Yes.
Not long ago, I was a depressed grad student, unlucky in love (still smarting after a few years even, from an engagement gone horribly wrong, and rebounding like a fool since then). I was working on a project which, due to my advisor’s rather cavalier misdirection, I had gotten thoroughly scooped on despite the insanely brutal amount of time and work I put into it. I was broke, and tired of that, and really a bit disenchanted with academia, which I had come to recognize was far from the pristine meritocracy I once thought it was. I also was facing the fat that I, though not entirely mediocre, was far from the highest echelon, and my chances of landing a good position in the Boston area that would last more than a few years at best (during which I would scrape by trying to pay skyrocketing Boston rents while earning under $35K a year) were not good enough to feel confident about it.

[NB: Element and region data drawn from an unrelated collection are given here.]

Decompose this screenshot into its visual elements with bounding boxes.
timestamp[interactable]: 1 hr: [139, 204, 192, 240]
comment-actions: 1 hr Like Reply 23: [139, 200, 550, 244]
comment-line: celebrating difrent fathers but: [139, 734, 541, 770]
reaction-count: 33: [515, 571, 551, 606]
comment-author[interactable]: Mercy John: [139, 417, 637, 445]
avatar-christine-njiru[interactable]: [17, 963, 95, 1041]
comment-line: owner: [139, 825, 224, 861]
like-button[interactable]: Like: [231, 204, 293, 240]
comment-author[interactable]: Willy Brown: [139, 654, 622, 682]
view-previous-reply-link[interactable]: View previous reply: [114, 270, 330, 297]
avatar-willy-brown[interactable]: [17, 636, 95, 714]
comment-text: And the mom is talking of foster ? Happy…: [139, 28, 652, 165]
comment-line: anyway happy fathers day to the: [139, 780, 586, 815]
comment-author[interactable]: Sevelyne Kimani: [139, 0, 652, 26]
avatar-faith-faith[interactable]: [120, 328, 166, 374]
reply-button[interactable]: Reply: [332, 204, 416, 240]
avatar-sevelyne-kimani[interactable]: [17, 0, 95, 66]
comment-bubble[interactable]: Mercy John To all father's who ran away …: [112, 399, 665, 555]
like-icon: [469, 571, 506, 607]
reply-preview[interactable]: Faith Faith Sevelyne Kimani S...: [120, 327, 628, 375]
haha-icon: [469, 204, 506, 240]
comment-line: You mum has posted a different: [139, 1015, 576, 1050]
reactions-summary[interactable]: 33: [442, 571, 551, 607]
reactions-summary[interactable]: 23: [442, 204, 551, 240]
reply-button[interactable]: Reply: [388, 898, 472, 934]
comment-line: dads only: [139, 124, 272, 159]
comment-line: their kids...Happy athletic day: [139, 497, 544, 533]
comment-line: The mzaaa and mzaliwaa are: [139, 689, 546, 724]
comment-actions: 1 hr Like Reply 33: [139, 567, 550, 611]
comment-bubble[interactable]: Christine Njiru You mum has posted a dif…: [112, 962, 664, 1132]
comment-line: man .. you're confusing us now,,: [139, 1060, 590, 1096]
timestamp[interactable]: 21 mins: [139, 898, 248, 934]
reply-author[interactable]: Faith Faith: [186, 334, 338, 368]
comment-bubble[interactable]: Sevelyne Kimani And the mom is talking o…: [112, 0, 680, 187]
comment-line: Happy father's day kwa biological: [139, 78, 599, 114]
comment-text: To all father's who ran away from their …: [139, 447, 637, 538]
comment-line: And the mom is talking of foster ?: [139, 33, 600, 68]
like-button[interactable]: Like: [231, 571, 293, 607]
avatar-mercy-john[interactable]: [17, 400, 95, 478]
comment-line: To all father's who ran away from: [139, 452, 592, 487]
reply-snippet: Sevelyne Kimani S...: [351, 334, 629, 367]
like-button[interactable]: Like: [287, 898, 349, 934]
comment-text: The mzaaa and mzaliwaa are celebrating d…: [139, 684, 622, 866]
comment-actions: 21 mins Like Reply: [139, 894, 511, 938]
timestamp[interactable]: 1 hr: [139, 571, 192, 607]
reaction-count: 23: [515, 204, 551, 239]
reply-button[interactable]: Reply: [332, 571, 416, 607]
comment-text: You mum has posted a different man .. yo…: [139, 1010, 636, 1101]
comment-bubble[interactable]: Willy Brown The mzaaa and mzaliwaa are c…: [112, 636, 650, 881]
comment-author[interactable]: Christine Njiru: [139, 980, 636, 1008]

I talked to a friend, who invited me to come over to the dark side: Biotech. Ugh, I thought; repetative QC/QA assays you could train a monkey to do for the rest of my life, never to publish, never to speak, all my education (which I regretted bothering with more than a few times, since I figured it had cost me personally) an utter waste of time while I plod brainlessly through batch preps of restriction enzymes, or whatever those morons in industry do.
Boy was I wrong. I got a job at a great place that values basic research and discovery, working beside excellent scientists (some of them quite literally world-renowned in their field and many of them more than peers of my dreaded advisor), who are almost absurdly supportive of me and my career. I do interesting, original research, much of which has gotten published in high-impact journals with me as first or second author, and I have a lot of autonomy, plus the freedom to investigate some things just because they’re interesting (freedom I never expected, due to the denigrating comments of my erstwhile academic peers about industry science). I get to publish, travel, and present my work at good biomed meetings. I make a decent living for a change, and own my own place, despite the absolutely obscene housing market in Boston (which has made me house-poor, but happy not to be renting). I have weekends, real vacations, and was actually able to pay for a month-long trip to New Zealand with my own money. Oh, and I went to NZ on my honeymoon with a wonderful woman who is fun, lovely, smart, artistic, and nothing like any of the other women I ever was with, thank the luv gods.
If you asked me six or seven years ago if I would be OK, I’m not sure how I would answer. I’d probably say “I honestly don’t know; I’m afraid maybe not.” One good thing about having your life suck for a while: You really appreciate when it doesn’t. Mine doesn’t, and, if I’m fortunate, I don’t think it will change dramatically in the future, so long as I keep working hard and playing fair. Well, one change, maybe: My wife and I want a kid or two, so we’ll see how that goes. All in all, things are quite OK, and only getting OK’er. I hope to be able to continue saying that as long as I have breath to do so. We’ll see.